Review by: Lana Harris
|Ash Grunwald has a new live band. He’s recently ditched his kit playing drummers and instead adopted a man who plays a car door with a hammer and an African percussionist. The resulting harmonies of this new musical collaboration are compiled on Grunwald’s latest release Live at the Fly by Night – a full length recording of a show played by the trio at a Fremantle pub late last year. Unlike a lot of live albums which are a compilation of tracks played across many tour venues, this is just one show, and is the second release of this type that Grunwald has produced (Live at the Corner was released in 2008).|
The album opens with a wash of pre show noise and slowly building hand drumming that arcs up to a crescendo when Grunwald’s pipes are unleashed, his part African heritage evident in the resonance of his voice.
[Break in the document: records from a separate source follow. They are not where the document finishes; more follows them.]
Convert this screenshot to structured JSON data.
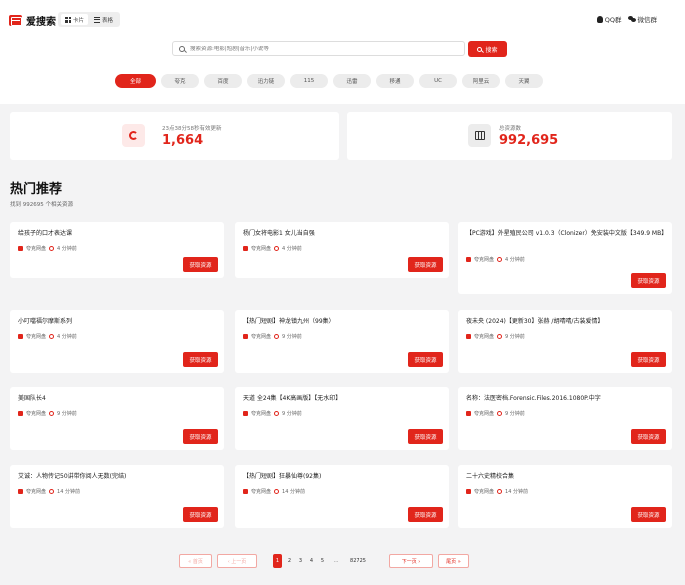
{
  "brand": {
    "title": "爱搜索"
  },
  "view_toggle": [
    {
      "label": "卡片",
      "active": true
    },
    {
      "label": "表格",
      "active": false
    }
  ],
  "top_links": {
    "qq": "QQ群",
    "wechat": "微信群"
  },
  "search": {
    "placeholder": "搜索资源:电影|短剧|音乐|小说等",
    "button": "搜索"
  },
  "filters": [
    "全部",
    "夸克",
    "百度",
    "迅力链",
    "115",
    "迅雷",
    "移通",
    "UC",
    "阿里云",
    "天翼"
  ],
  "stats": {
    "updated_label": "23点38分58秒有效更新",
    "updated_value": "1,664",
    "total_label": "总资源数",
    "total_value": "992,695"
  },
  "section": {
    "title": "热门推荐",
    "subtitle": "找到 992695 个相关资源"
  },
  "card_button": "获取资源",
  "cards": [
    {
      "title": "给孩子的口才表达课",
      "source": "夸克网盘",
      "time": "4 分钟前"
    },
    {
      "title": "杨门女将电影1 女儿当自强",
      "source": "夸克网盘",
      "time": "4 分钟前"
    },
    {
      "title": "【PC游戏】外星殖民公司 v1.0.3（Clonizer）免安装中文版【349.9 MB】",
      "source": "夸克网盘",
      "time": "4 分钟前"
    },
    {
      "title": "小叮噹福尔摩斯系列",
      "source": "夸克网盘",
      "time": "4 分钟前"
    },
    {
      "title": "【热门短剧】神龙镇九州（99集）",
      "source": "夸克网盘",
      "time": "9 分钟前"
    },
    {
      "title": "夜未央 (2024)【更新30】张赫 /胡晴晴/古装爱情】",
      "source": "夸克网盘",
      "time": "9 分钟前"
    },
    {
      "title": "美国队长4",
      "source": "夸克网盘",
      "time": "9 分钟前"
    },
    {
      "title": "天道 全24集【4K高画版】【无水印】",
      "source": "夸克网盘",
      "time": "9 分钟前"
    },
    {
      "title": "名称：法医密档.Forensic.Files.2016.1080P.中字",
      "source": "夸克网盘",
      "time": "9 分钟前"
    },
    {
      "title": "艾诚：人物传记50讲带你阅人无数(完结)",
      "source": "夸克网盘",
      "time": "14 分钟前"
    },
    {
      "title": "【热门短剧】狂暴仙尊(92集)",
      "source": "夸克网盘",
      "time": "14 分钟前"
    },
    {
      "title": "二十六史精校合集",
      "source": "夸克网盘",
      "time": "14 分钟前"
    }
  ],
  "pagination": {
    "first": "« 首页",
    "prev": "‹ 上一页",
    "pages": [
      "1",
      "2",
      "3",
      "4",
      "5"
    ],
    "ellipsis": "...",
    "last_page": "82725",
    "next": "下一页 ›",
    "last": "尾页 »"
  }
}
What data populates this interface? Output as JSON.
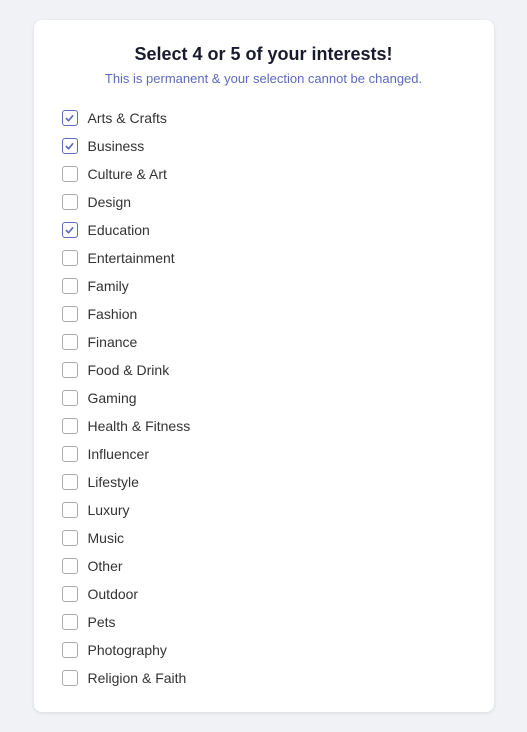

If you’ve not heard Grunwald before, he’s a blues styled man. His vocal style on Live at the Fly by Night conveys emotion and soul in the tradition of great men such as Tom Waits, although on this recording his soul is a hippy’s jubilant run through the forest, rather than a wallow in a darkened mind swamp. The soulful singing and up-tempo beats are best represented on ‘Fish out of Water’ which sounds like John Butler jamming with Waits on a whisky soaked hotel balcony late on a summer’s eve. The depth and range of Grunwald’s singing on ‘Rosie’, where his voice soars and growls without the distraction of accompanying melody and just a spatter of soft drumming behind, it is one of the album’s finest moments.
Throughout the journey a range of percussion instruments are called upon to support Grunwald’s voice, including woodskin cajon, djembes, and the eccentric car door and hammer. The focus is clearly on rhythm – alongside the percussion, the guitar melodies played are often a series of repeated phrases. The drumming, which is more loose and inspired, feels fresh amongst the tighter repetitive melodies.
Lyrics are often repeated as well, with changes in tempo driving the songs to climaxes. The style of pace change is repeated through many of the tracks, which lends a sameness to the tunes once you’ve listened to the whole album a few times through.
Live at the Fly by Night brings funk to the blues, and the resultant combination is a highly danceable recording with sustained vocal interest. The recording boasts a commitment to energetic music, which can’t be said of too many blues based recordings, and gives Grunwald a unique sound. An album to put on when you want to encourage people to get up and dance at a party.